Ouderen en andere groepen burgers met (dreigende) gezondheidsproblemen kunnen zo lang mogelijk zelfstandig thuis blijven wonen als er voldoende woningen geschikt zijn of relatief eenvoudig geschikt te maken zijn voor bewoning tot op hoge leeftijd. Het tijdig levensloopbestendig maken van particuliere woningen komt langzaam op gang in Nederland. In Horst aan de Maas, een gemeente waarin 80% van de woningen in particulier bezit is en slechts een fractie levensloopbestendig is, willen lokale MKB ondernemingen een integrale dienst ontwikkelen voor het levensloopbestendig maken van particuliere woningen. Een consortium van twee MKB ondernemingen (ComfortCreators en De Merwijck BouwIQ), de gemeente Horst aan de Maas en Zuyd Hogeschool / EIZT gaat samenwerken met een negental andere lokale MKB ondernemingen, de lokale Rabobank, particuliere woningbezitters, de HAN en diverse relevante (landelijke) organisaties aan de volgende onderzoeksvraag: Hoe ziet een integrale dienst (en tools) voor advisering over en realisatie van aanpassingen aan de woning in het kader van levensloopbestendigheid eruit, en welke strategieën werken om de doelgroep 40 t/m 70 jaar tot gebruik van de dienst en een investeringsbeslissing aan te zetten? Deze vraag wordt in 3 fasen (ontwikkelen/positioneren, testen en implementeren/opschalen) opgepakt met een variatie aan onderzoeksmethoden.
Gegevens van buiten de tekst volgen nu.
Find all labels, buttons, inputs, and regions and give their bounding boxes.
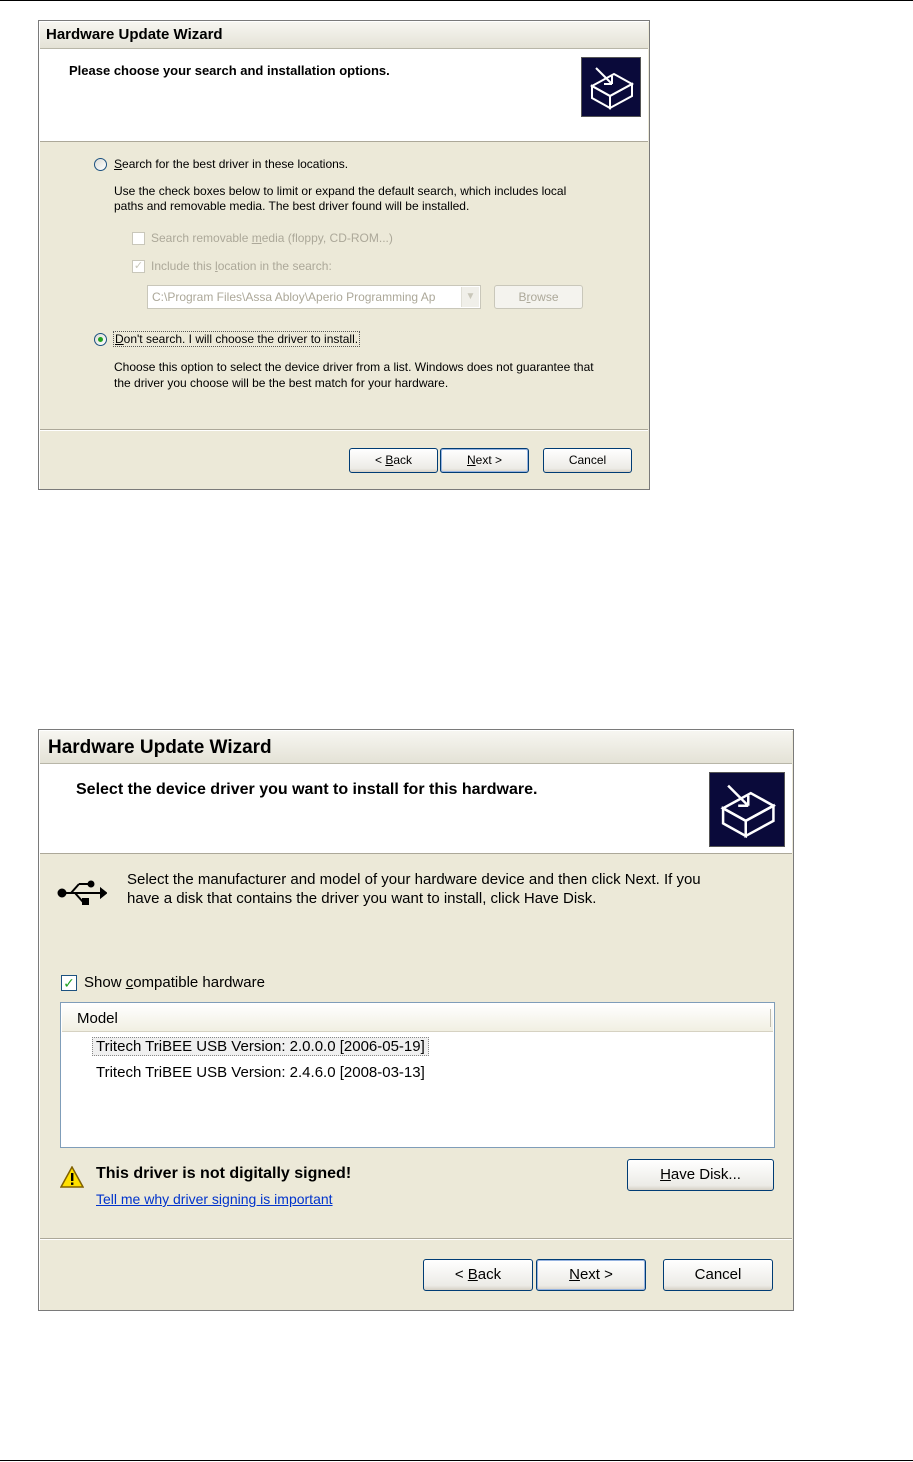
search-description-line1: Use the check boxes below to limit or ex… xyxy=(114,184,567,198)
cancel-button[interactable]: Cancel xyxy=(663,1259,773,1291)
chevron-down-icon[interactable]: ▼ xyxy=(461,287,479,307)
wizard-header: Please choose your search and installati… xyxy=(40,49,648,142)
button-area-separator xyxy=(40,1238,792,1240)
driver-signing-link[interactable]: Tell me why driver signing is important xyxy=(96,1191,333,1207)
page-bottom-rule xyxy=(0,1460,913,1461)
page-top-rule xyxy=(0,0,913,1)
back-button[interactable]: < Back xyxy=(423,1259,533,1291)
intro-text-line2: have a disk that contains the driver you… xyxy=(127,890,597,907)
model-column-label: Model xyxy=(77,1010,118,1027)
dont-search-radio[interactable] xyxy=(94,333,107,346)
model-list-item[interactable]: Tritech TriBEE USB Version: 2.4.6.0 [200… xyxy=(96,1064,425,1081)
header-title: Select the device driver you want to ins… xyxy=(76,781,538,798)
wizard-body: Search for the best driver in these loca… xyxy=(40,142,648,429)
model-list[interactable]: Model Tritech TriBEE USB Version: 2.0.0.… xyxy=(60,1002,775,1148)
dont-search-label[interactable]: Don't search. I will choose the driver t… xyxy=(113,331,361,347)
header-title: Please choose your search and installati… xyxy=(69,63,390,78)
browse-button[interactable]: Browse xyxy=(494,285,583,309)
hardware-board-icon xyxy=(709,772,785,847)
show-compatible-label[interactable]: Show compatible hardware xyxy=(84,974,265,991)
show-compatible-checkbox[interactable]: ✓ xyxy=(61,975,77,991)
search-description-line2: paths and removable media. The best driv… xyxy=(114,199,470,213)
window-title-bar: Hardware Update Wizard xyxy=(40,22,648,49)
window-title: Hardware Update Wizard xyxy=(48,737,272,758)
dont-search-description-line1: Choose this option to select the device … xyxy=(114,360,594,374)
cancel-button[interactable]: Cancel xyxy=(543,448,632,473)
warning-icon xyxy=(59,1165,85,1188)
include-location-label: Include this location in the search: xyxy=(151,259,332,273)
intro-text-line1: Select the manufacturer and model of you… xyxy=(127,871,701,888)
search-best-driver-radio[interactable] xyxy=(94,158,107,171)
unsigned-driver-warning: This driver is not digitally signed! xyxy=(96,1165,352,1182)
wizard-body: Select the manufacturer and model of you… xyxy=(40,854,792,1237)
location-value: C:\Program Files\Assa Abloy\Aperio Progr… xyxy=(152,290,436,304)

Sterk wordt ingezet op het samenbrengen van perspectieven van MKB ondernemingen, particuliere woningbezitters en externe experts tot een integrale dienst van MKB ondernemingen en andere stakeholders (bank, gemeente), waarmee de particuliere woningbezitter zich “ontzorgd” voelt en eerder tot een preventieve woningaanpassing overgaat. Gegeven de vele en gevarieerde partners in dit project hebben wij er vertrouwen in dat we gezamenlijk in staat zijn dit te realiseren, niet alleen voor het gebied waar deze MKB ondernemingen het initiatief genomen hebben, maar zeker ook voor andere gebieden in Nederland. De nieuw ontwikkelde kennis wordt tevens gebruikt in het hoger onderwijs (o.a. Built Environment, Commercieel Management, Engineering, Ergotherapie, Facility Management).